Despite the various sites at which they may occur, and despite the histological variants which exist, cytologic descriptions of meningiomas are nevertheless fairly consistent. They are described as being rounded or spindled cells, arranged in syncytial clusters, sheets and characteristic whorls, with psammoma bodies in a minority of cases. The nuclei are usually oval, well outlined, slightly eccentric, with bland to evenly distributed finely granular chromatin. Small nucleoli are frequently seen, and located centrally. In addition, nuclear grooves are sometimes observed. A very prevalent attribute is the presence of intranuclear cytoplasmic inclusions, which can, on occasion, be numerous.

The cytological differential diagnosis can be tricky, depending on the location of the mass and the nature of the tumor. Tumors may be diagnosed mistakenly as squamous cell carcinomas (either cutaneous or metastatic, e.g. from the lung or esophagus) if the whorls are mis-assessed as keratin pearls. If the tumor is well endowed with intranuclear cytoplasmic inclusions and nuclear grooves, a primary or metastatic papillary carcinoma of the thyroid could be considered. In the upper neck region, these tumors need to be differentiated from paragangliomas. Depending upon the differential diagnosis established, it may be useful to prove that meningiomas are immunochemically positive for EMA, Vimentin, ER, PR and CD99, but negative for CEA, GFAP, TTF, thyroglobulin and calcitonin. Keratin stains are only focally positive, and only moderately often.

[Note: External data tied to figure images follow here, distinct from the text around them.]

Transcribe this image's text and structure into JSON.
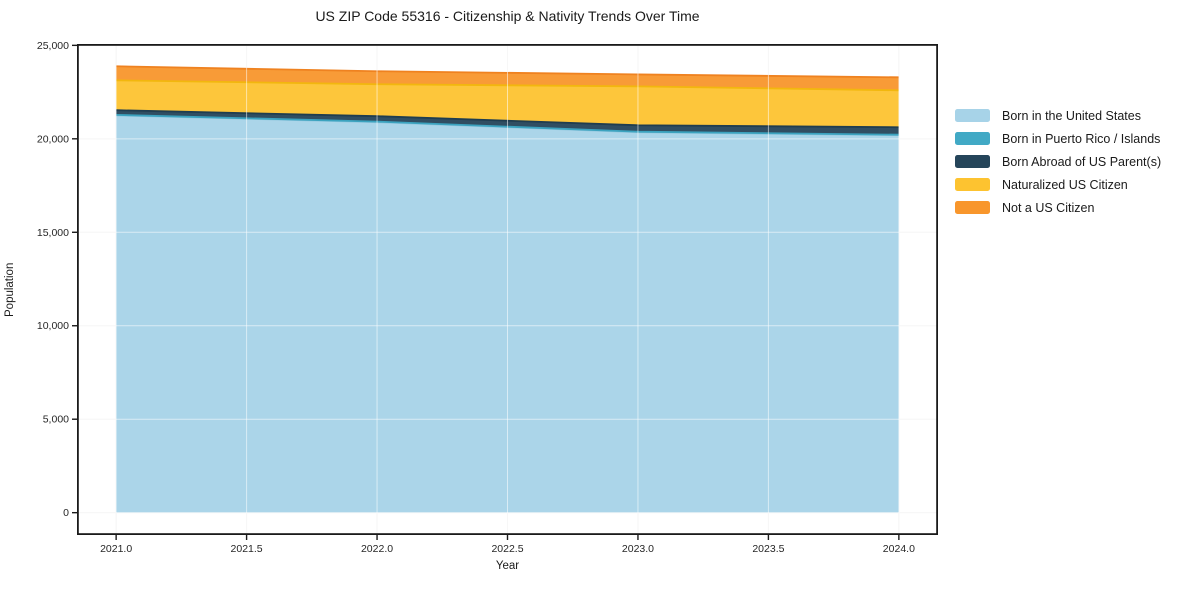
{
  "chart_data": {
    "type": "area",
    "stacked": true,
    "title": "US ZIP Code 55316 - Citizenship & Nativity Trends Over Time",
    "xlabel": "Year",
    "ylabel": "Population",
    "x": [
      2021,
      2022,
      2023,
      2024
    ],
    "series": [
      {
        "name": "Born in the United States",
        "color": "#A7D3E8",
        "edge_color": "#8FC6DE",
        "values": [
          21250,
          20890,
          20350,
          20190
        ]
      },
      {
        "name": "Born in Puerto Rico / Islands",
        "color": "#41A9C5",
        "edge_color": "#3BA3BF",
        "values": [
          30,
          30,
          30,
          30
        ]
      },
      {
        "name": "Born Abroad of US Parent(s)",
        "color": "#25455A",
        "edge_color": "#1F3D50",
        "values": [
          250,
          290,
          345,
          400
        ]
      },
      {
        "name": "Naturalized US Citizen",
        "color": "#FDC330",
        "edge_color": "#F2B70E",
        "values": [
          1600,
          1710,
          2080,
          1975
        ]
      },
      {
        "name": "Not a US Citizen",
        "color": "#F8962C",
        "edge_color": "#EF8220",
        "values": [
          750,
          695,
          640,
          695
        ]
      }
    ],
    "xlim": [
      2020.85,
      2024.15
    ],
    "ylim": [
      -1194,
      25072
    ],
    "xticks": {
      "values": [
        2021.0,
        2021.5,
        2022.0,
        2022.5,
        2023.0,
        2023.5,
        2024.0
      ],
      "labels": [
        "2021.0",
        "2021.5",
        "2022.0",
        "2022.5",
        "2023.0",
        "2023.5",
        "2024.0"
      ]
    },
    "yticks": {
      "values": [
        0,
        5000,
        10000,
        15000,
        20000,
        25000
      ],
      "labels": [
        "0",
        "5,000",
        "10,000",
        "15,000",
        "20,000",
        "25,000"
      ]
    },
    "grid": true,
    "legend_position": "right-outside",
    "spine_color": "#1a1a1a",
    "grid_color_under": "#ededed",
    "grid_color_over": "rgba(255,255,255,0.55)"
  }
}
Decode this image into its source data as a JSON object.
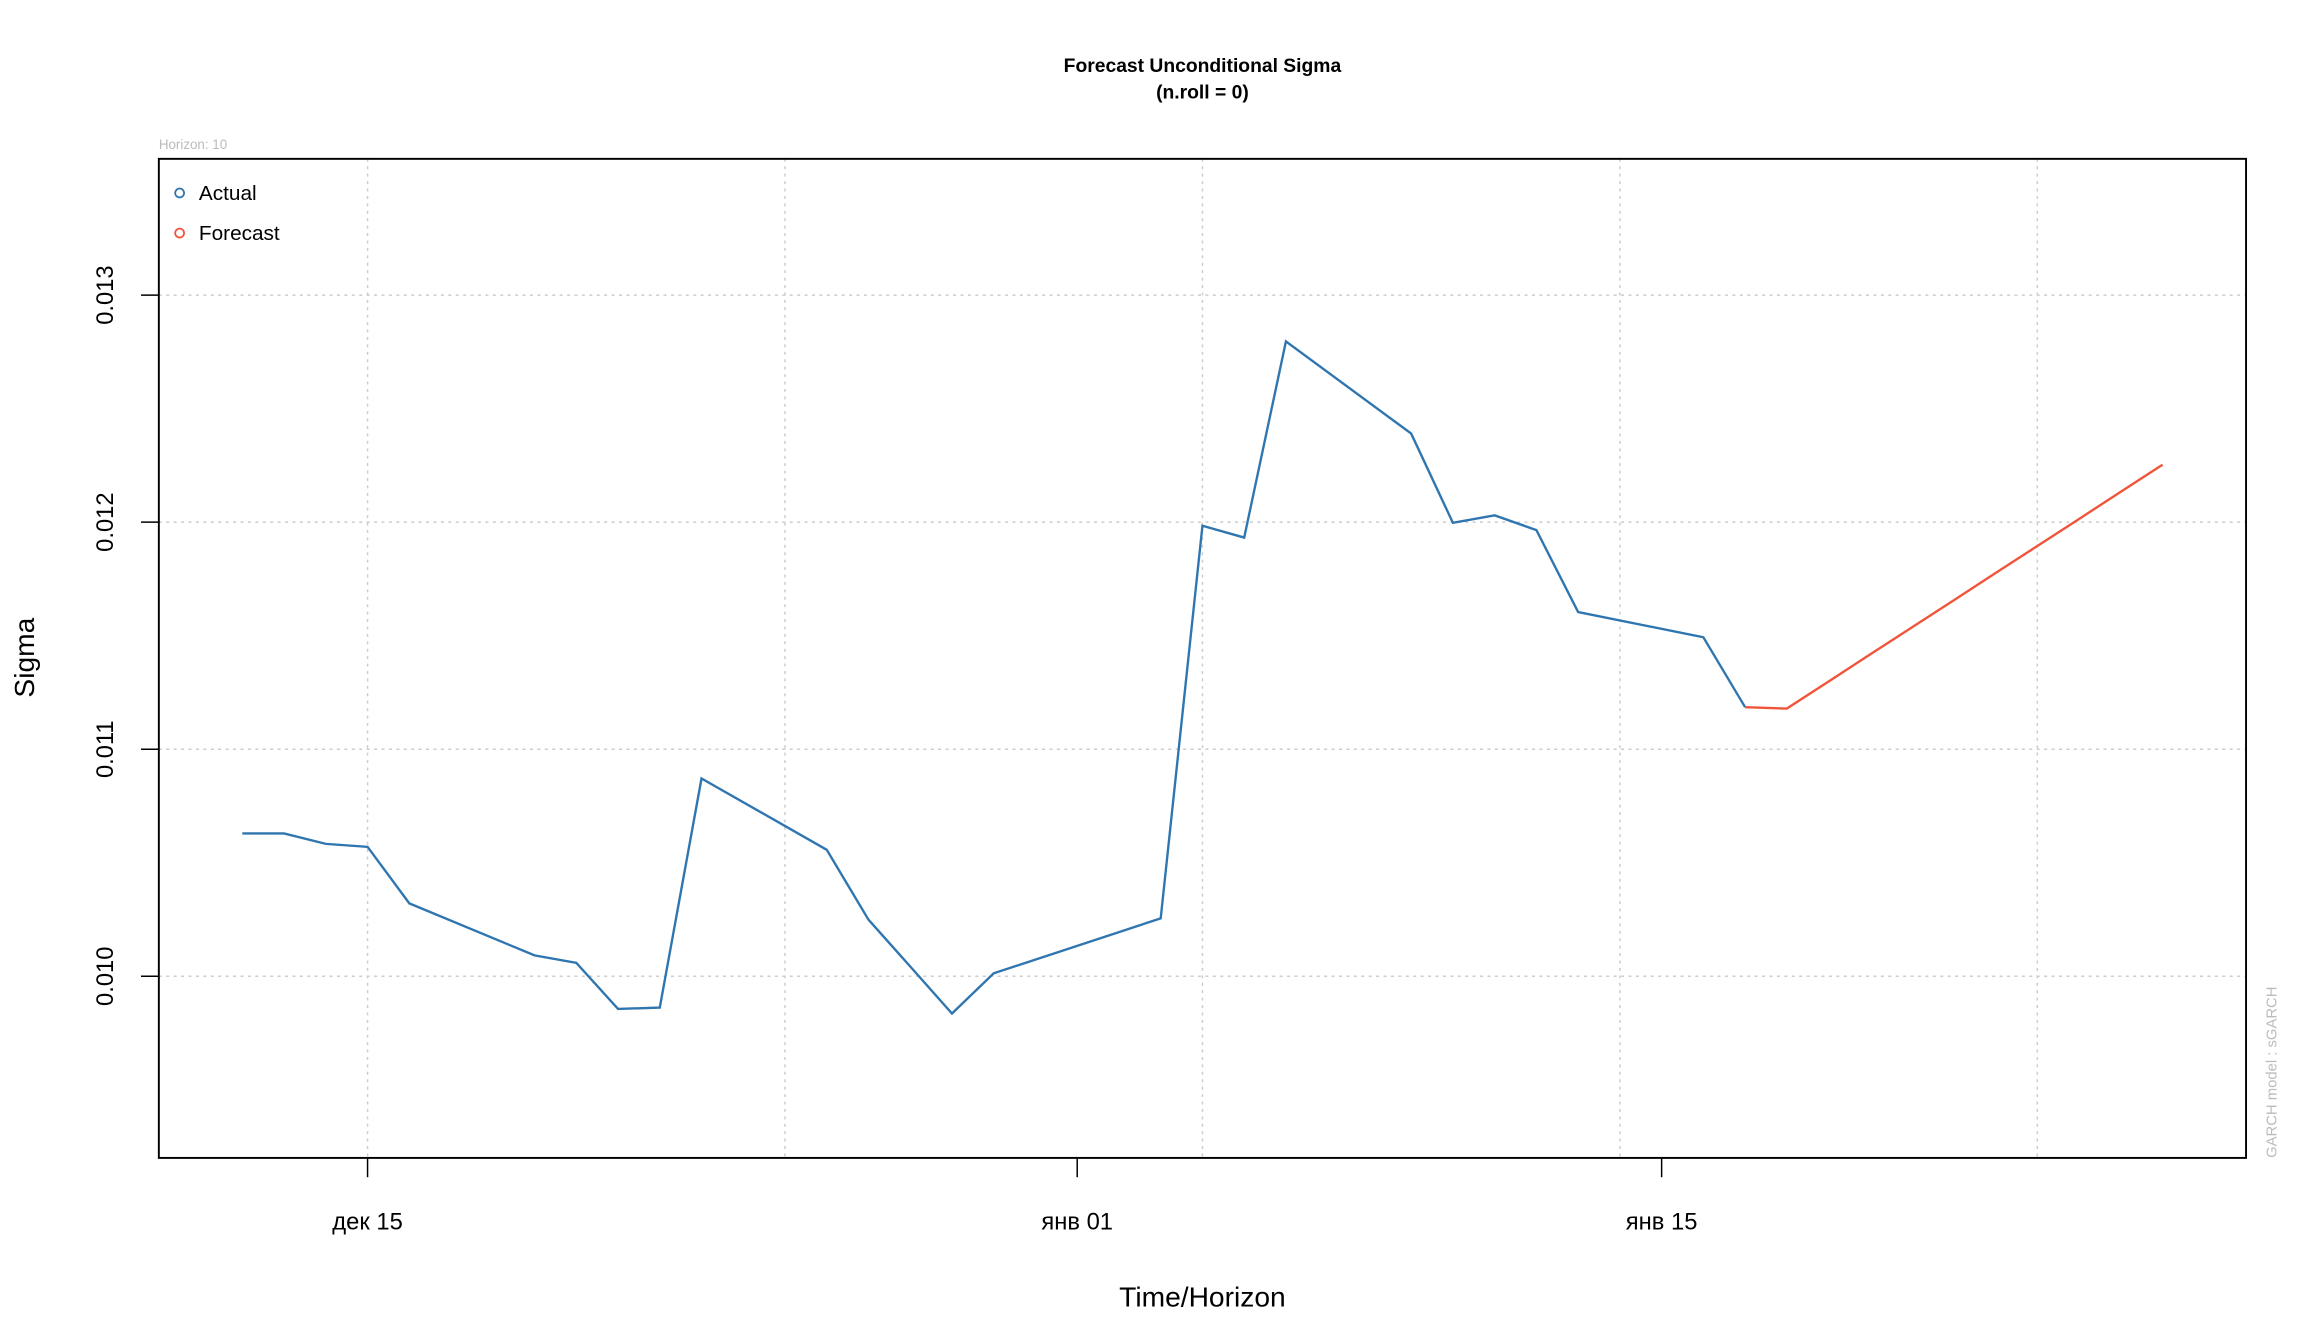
{
  "chart_data": {
    "type": "line",
    "title": "Forecast Unconditional Sigma",
    "subtitle": "(n.roll = 0)",
    "annotation": "Horizon: 10",
    "side_note": "GARCH model :  sGARCH",
    "x_label": "Time/Horizon",
    "y_label": "Sigma",
    "xlim": [
      "12-10",
      "01-29"
    ],
    "xticks": [
      {
        "value": "12-15",
        "label": "дек 15"
      },
      {
        "value": "01-01",
        "label": "янв 01"
      },
      {
        "value": "01-15",
        "label": "янв 15"
      }
    ],
    "xgrid": [
      "12-15",
      "12-25",
      "01-04",
      "01-14",
      "01-24"
    ],
    "ylim": [
      0.0092,
      0.0136
    ],
    "yticks": [
      {
        "value": 0.01,
        "label": "0.010"
      },
      {
        "value": 0.011,
        "label": "0.011"
      },
      {
        "value": 0.012,
        "label": "0.012"
      },
      {
        "value": 0.013,
        "label": "0.013"
      }
    ],
    "grid": true,
    "legend": "top-left",
    "series": [
      {
        "name": "Actual",
        "color": "#2f76b0",
        "x": [
          "12-12",
          "12-13",
          "12-14",
          "12-15",
          "12-16",
          "12-19",
          "12-20",
          "12-21",
          "12-22",
          "12-23",
          "12-26",
          "12-27",
          "12-28",
          "12-29",
          "12-30",
          "01-03",
          "01-04",
          "01-05",
          "01-06",
          "01-09",
          "01-10",
          "01-11",
          "01-12",
          "01-13",
          "01-16",
          "01-17"
        ],
        "values": [
          0.010629,
          0.010629,
          0.010583,
          0.01057,
          0.010321,
          0.010092,
          0.010059,
          0.009856,
          0.009862,
          0.010871,
          0.010557,
          0.010249,
          0.010043,
          0.009836,
          0.010013,
          0.010255,
          0.011984,
          0.011932,
          0.012796,
          0.01239,
          0.011997,
          0.01203,
          0.011965,
          0.011604,
          0.011493,
          0.011185
        ]
      },
      {
        "name": "Forecast",
        "color": "#f0553a",
        "x": [
          "01-17",
          "01-18",
          "01-19",
          "01-20",
          "01-21",
          "01-22",
          "01-23",
          "01-24",
          "01-25",
          "01-26",
          "01-27"
        ],
        "values": [
          0.011185,
          0.011179,
          0.011298,
          0.011418,
          0.011537,
          0.011656,
          0.011776,
          0.011895,
          0.012014,
          0.012134,
          0.012253
        ]
      }
    ]
  }
}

The challenge in this particular case was the patient's history, not only of HIV with anticipation of an inflammatory lesion, but also his prior history of a brain tumor, the exact type of which is unknown. The fact that he had not had a prior skull Xray or CT, and the presence of two distinct scalp lesions, added to the difficulty of diagnosis. Finally, the fact that the characteristic whorls were so sparse made the final assessment somewhat onerous. The take home message of this case is that general cytopathologists, working outside neurocytology, should anticipate intracranial tumors with extracranial extension if they encounter relatively bland cytologic lesions with whorls, spindle cells and/or intranuclear inclusions almost anywhere over the vertex, or attached in some way to the base of the skull.